À la suite de la mise en place du projet Archipel, que l’on doit au professeur Étienne Harnad, du Département de psychologie, l’UQAM est devenue membre de l’EnablingOpenScholarship, un organisme fondé et présidé par Bernard Rentier qui fédère les universités et instituts partageant l’idéal du libre accès scientifique. «Grâce au professeur Rentier, la refonte en profondeur du mode de financement de l’édition universitaire et la diffusion des connaissances en libre accès sont devenus des enjeux de société importants, en Europe notamment», a déclaré Robert Proulx.
L’exemple d’ORBi
Une quarantaine de membres de la communauté universitaire de l’UQAM ont assisté, le 6 octobre, à la conférence de Bernard Rentier, intitulée «Chercheurs, libérez l’accès: vous serez plus lus et mieux cités.»
Celui-ci a présenté la démarche ayant conduit l’Université de Liège à adopter, en 2007, une politique d’autoarchivage et de dépôt obligatoire dans les archives institutionnelles ouvertes, lesquelles ont été baptisées ORBi – pour Open Repository and Bibliography. «Seules les publications qui se trouvent dans ORBi sont prises en compte pour les évaluations internes», a expliqué Bernard Rentier à propos du succès de la politique.

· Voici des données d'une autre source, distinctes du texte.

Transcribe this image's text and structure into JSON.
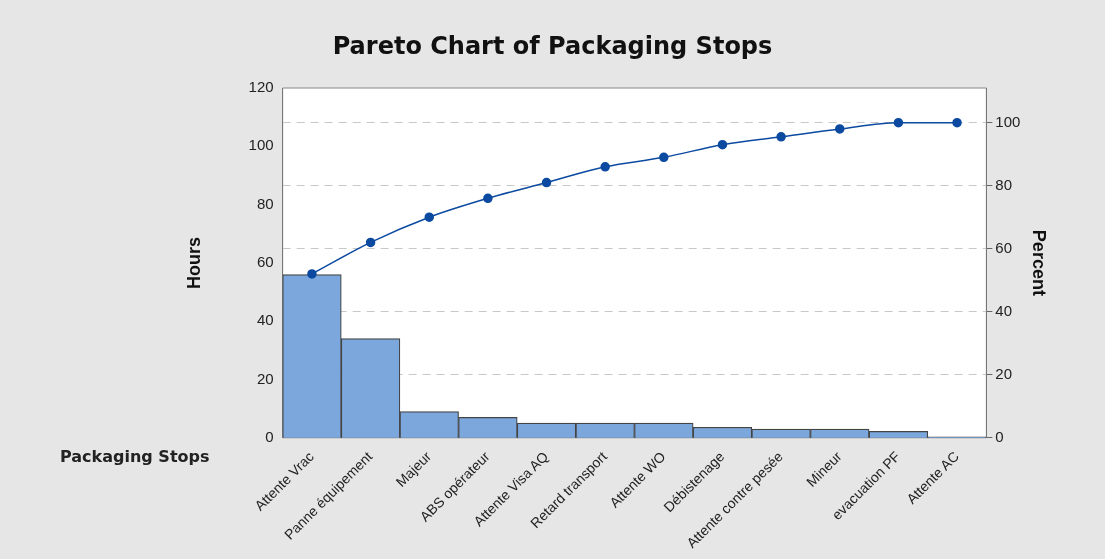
{
  "chart_data": {
    "type": "bar",
    "title": "Pareto Chart of Packaging Stops",
    "xlabel": "Packaging Stops",
    "ylabel": "Hours",
    "y2label": "Percent",
    "categories": [
      "Attente Vrac",
      "Panne équipement",
      "Majeur",
      "ABS opérateur",
      "Attente Visa AQ",
      "Retard transport",
      "Attente WO",
      "Débistenage",
      "Attente contre pesée",
      "Mineur",
      "evacuation PF",
      "Attente AC"
    ],
    "series": [
      {
        "color": "#7ba7dc",
        "values": [
          56,
          34,
          9,
          7,
          5,
          5,
          5,
          3.6,
          3,
          3,
          2.2,
          0.3
        ]
      },
      {
        "type": "line",
        "axis": "y2",
        "color": "#0b4aa0",
        "values": [
          52,
          62,
          70,
          76,
          81,
          86,
          89,
          93,
          95.5,
          98,
          100,
          100
        ]
      }
    ],
    "ylim": [
      0,
      120
    ],
    "yticks": [
      0,
      20,
      40,
      60,
      80,
      100,
      120
    ],
    "y2lim": [
      0,
      111
    ],
    "y2ticks": [
      0,
      20,
      40,
      60,
      80,
      100
    ],
    "grid": "y",
    "legend": false,
    "marker": "circle",
    "line_style": "solid"
  }
}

Ainsi, toute candidature pour obtenir des fonds de recherche institutionnels ou pour obtenir une promotion doit s’appuyer sur la liste de publication tirée d’ORBi. «Bien sûr, les chercheurs peuvent continuer à publier leurs articles dans les revues scientifiques, mais ils doivent s’assurer de le faire également dans les archives institutionnelles», a précisé le recteur.
Depuis sa création, ORBi est un succès: le site héberge 113 728 items – articles, ouvrages ou chapitres d’ouvrages, en accès libre ou en accès restreint. Il est consulté en moyenne 6 000 fois par jour. «Les articles de nos chercheurs sont plus lus et davantage cités depuis la création d’ORBi, note Bernard Rentier. Cela ne prend que quelques minutes afin d’y recenser un nouvel article et nous respectons les embargos des éditeurs le cas échéant.»
Le conférencier a dénoncé la hausse exponentielle des coûts d’abonnements aux revues scientifiques. «Bien sûr, la création d’un site institutionnel de dépôt obligatoire ne mettra pas fin au monopole exercé par les grands groupes de l’édition scientifique, mais cela permet tout de même de faire circuler librement les résultats de recherche des professeurs et de leur donner une meilleure visibilité», a-t-il indiqué.
On a demandé à Bernard Rentier quelles avaient été les principales objections des chercheurs de son université lors de la création d’ORBi. «L’aspect obligatoire en a irrité quelques-uns, qui jugeaient que cela brimait leur liberté académique, a-t-il reconnu. Je leur ai dit que ce n’était pas le cas, puis les objections sont tombées rapidement. Aujourd’hui, tout le monde à l’Université de Liège connaît ORBi et veut y déposer ses articles.»